Vision Foundation Models in Agriculture: Toward Domain-Specific Adaptation for Weed Herbicide Trials Assessment
This work addresses the need for scalable and automated analysis in herbicide trials for agricultural researchers and practitioners, though it is incremental as it adapts existing methods to a specific domain.
The paper tackled the problem of accurately identifying plant species and assessing herbicide-induced damage in agricultural field trials by adapting a general-purpose vision foundation model to this domain, resulting in significant performance improvements such as F1 score increases from 0.91 to 0.94 for species identification and from 0.26 to 0.33 for damage classification, with even greater gains under unseen conditions.

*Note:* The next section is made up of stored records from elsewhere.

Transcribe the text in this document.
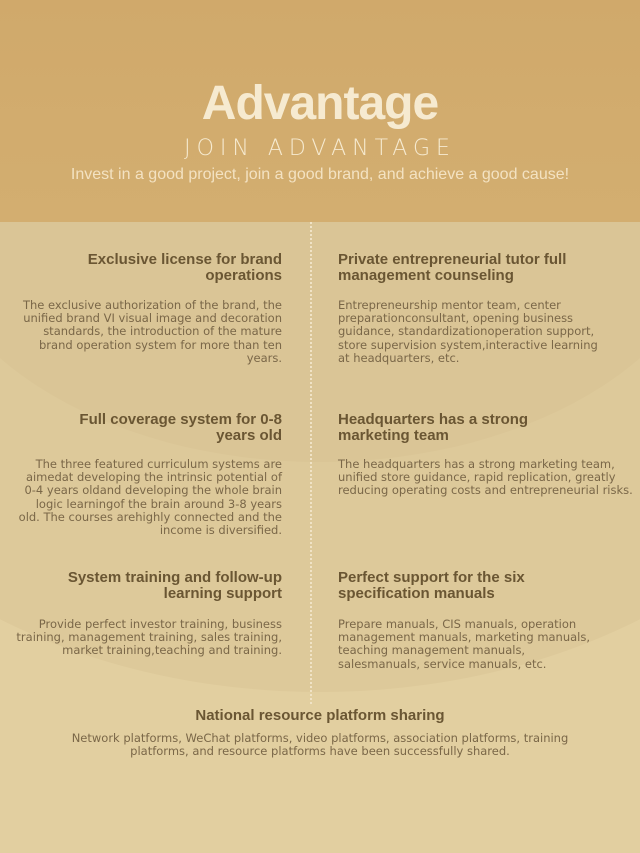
Advantage
JOIN ADVANTAGE
Invest in a good project, join a good brand, and achieve a good cause!
Exclusive license for brand operations

The exclusive authorization of the brand, the unified brand VI visual image and decoration standards, the introduction of the mature brand operation system for more than ten years.

Private entrepreneurial tutor full management counseling

Entrepreneurship mentor team, center preparationconsultant, opening business guidance, standardizationoperation support, store supervision system,interactive learning at headquarters, etc.

Full coverage system for 0-8 years old

The three featured curriculum systems are aimedat developing the intrinsic potential of 0-4 years oldand developing the whole brain logic learningof the brain around 3-8 years old. The courses arehighly connected and the income is diversified.

Headquarters has a strong marketing team

The headquarters has a strong marketing team, unified store guidance, rapid replication, greatly reducing operating costs and entrepreneurial risks.

System training and follow-up learning support

Provide perfect investor training, business training, management training, sales training, market training,teaching and training.

Perfect support for the six specification manuals

Prepare manuals, CIS manuals, operation management manuals, marketing manuals, teaching management manuals, salesmanuals, service manuals, etc.

National resource platform sharing

Network platforms, WeChat platforms, video platforms, association platforms, training platforms, and resource platforms have been successfully shared.
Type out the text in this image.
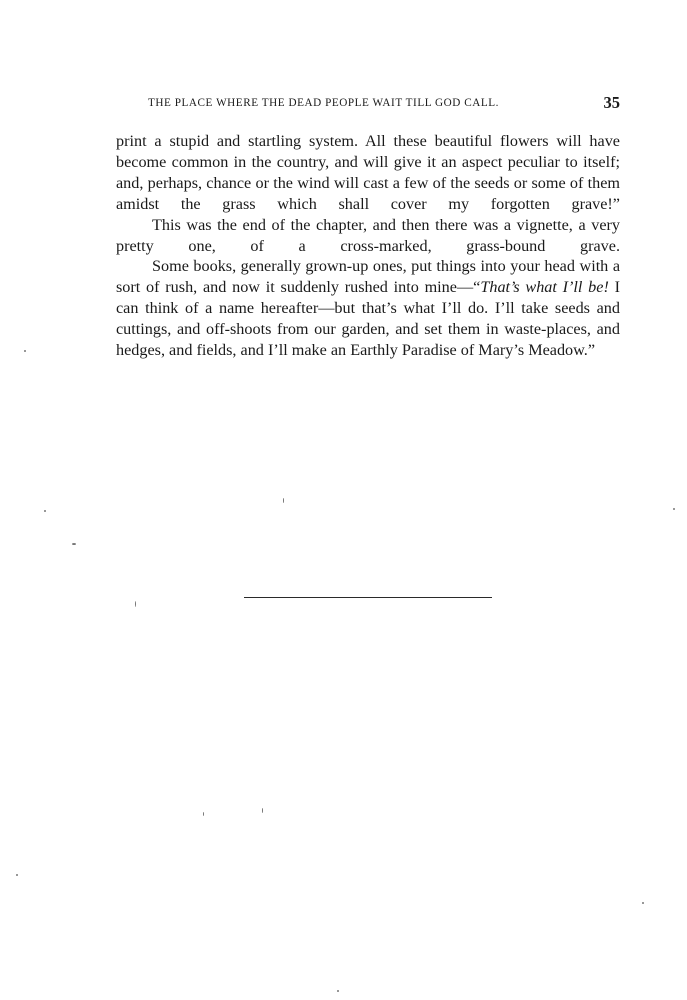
THE PLACE WHERE THE DEAD PEOPLE WAIT TILL GOD CALL.	35

print a stupid and startling system. All these beautiful flowers will have become common in the country, and will give it an aspect peculiar to itself; and, perhaps, chance or the wind will cast a few of the seeds or some of them amidst the grass which shall cover my forgotten grave!”

This was the end of the chapter, and then there was a vignette, a very pretty one, of a cross-marked, grass-bound grave.

Some books, generally grown-up ones, put things into your head with a sort of rush, and now it suddenly rushed into mine—“That’s what I’ll be! I can think of a name hereafter—but that’s what I’ll do. I’ll take seeds and cuttings, and off-shoots from our garden, and set them in waste-places, and hedges, and fields, and I’ll make an Earthly Paradise of Mary’s Meadow.”
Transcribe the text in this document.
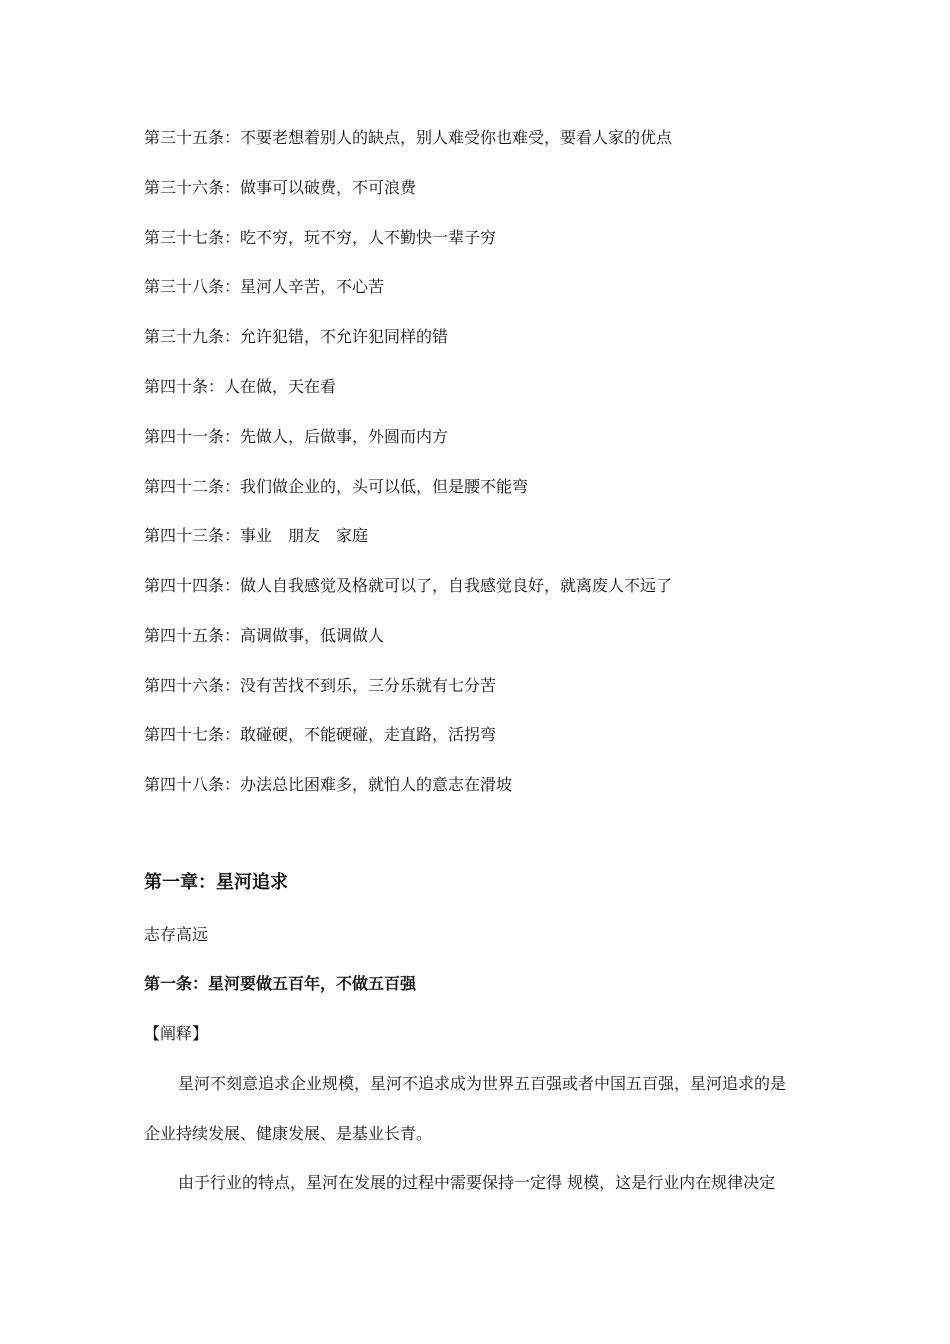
第三十五条：不要老想着别人的缺点，别人难受你也难受，要看人家的优点
第三十六条：做事可以破费，不可浪费
第三十七条：吃不穷，玩不穷，人不勤快一辈子穷
第三十八条：星河人辛苦，不心苦
第三十九条：允许犯错，不允许犯同样的错
第四十条：人在做，天在看
第四十一条：先做人，后做事，外圆而内方
第四十二条：我们做企业的，头可以低，但是腰不能弯
第四十三条：事业　朋友　家庭
第四十四条：做人自我感觉及格就可以了，自我感觉良好，就离废人不远了
第四十五条：高调做事，低调做人
第四十六条：没有苦找不到乐，三分乐就有七分苦
第四十七条：敢碰硬，不能硬碰，走直路，活拐弯
第四十八条：办法总比困难多，就怕人的意志在滑坡
第一章：星河追求
志存高远
第一条：星河要做五百年，不做五百强
【阐释】
星河不刻意追求企业规模，星河不追求成为世界五百强或者中国五百强，星河追求的是
企业持续发展、健康发展、是基业长青。
由于行业的特点，星河在发展的过程中需要保持一定得 规模，这是行业内在规律决定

Herbicide field trials require accurate identification of plant species and assessment of herbicide-induced damage across diverse environments. While general-purpose vision foundation models have shown promising results in complex visual domains, their performance can be limited in agriculture, where fine-grained distinctions between species and damage types are critical. In this work, we adapt a general-purpose vision foundation model to herbicide trial characterization. Trained using a self-supervised learning approach on a large, curated agricultural dataset, the model learns rich and transferable representations optimized for herbicide trials images. Our domain-specific model significantly outperforms the best general-purpose foundation model in both species identification (F1 score improvement from 0.91 to 0.94) and damage classification (from 0.26 to 0.33). Under unseen conditions (new locations and other time), it achieves even greater gains (species identification from 0.56 to 0.66; damage classification from 0.17 to 0.27). In domain-shift scenarios, such as drone imagery, it maintains strong performance (species classification from 0.49 to 0.60). Additionally, we show that domain-specific pretraining enhances segmentation accuracy, particularly in low-annotation regimes. An annotation-efficiency analysis reveals that, under unseen conditions, the domain-specific model achieves 5.4% higher F1 score than the general-purpose model, while using 80% fewer labeled samples. These results demonstrate the generalization capabilities of domain-specific foundation models and their potential to significantly reduce manual annotation efforts, offering a scalable and automated solution for herbicide trial analysis.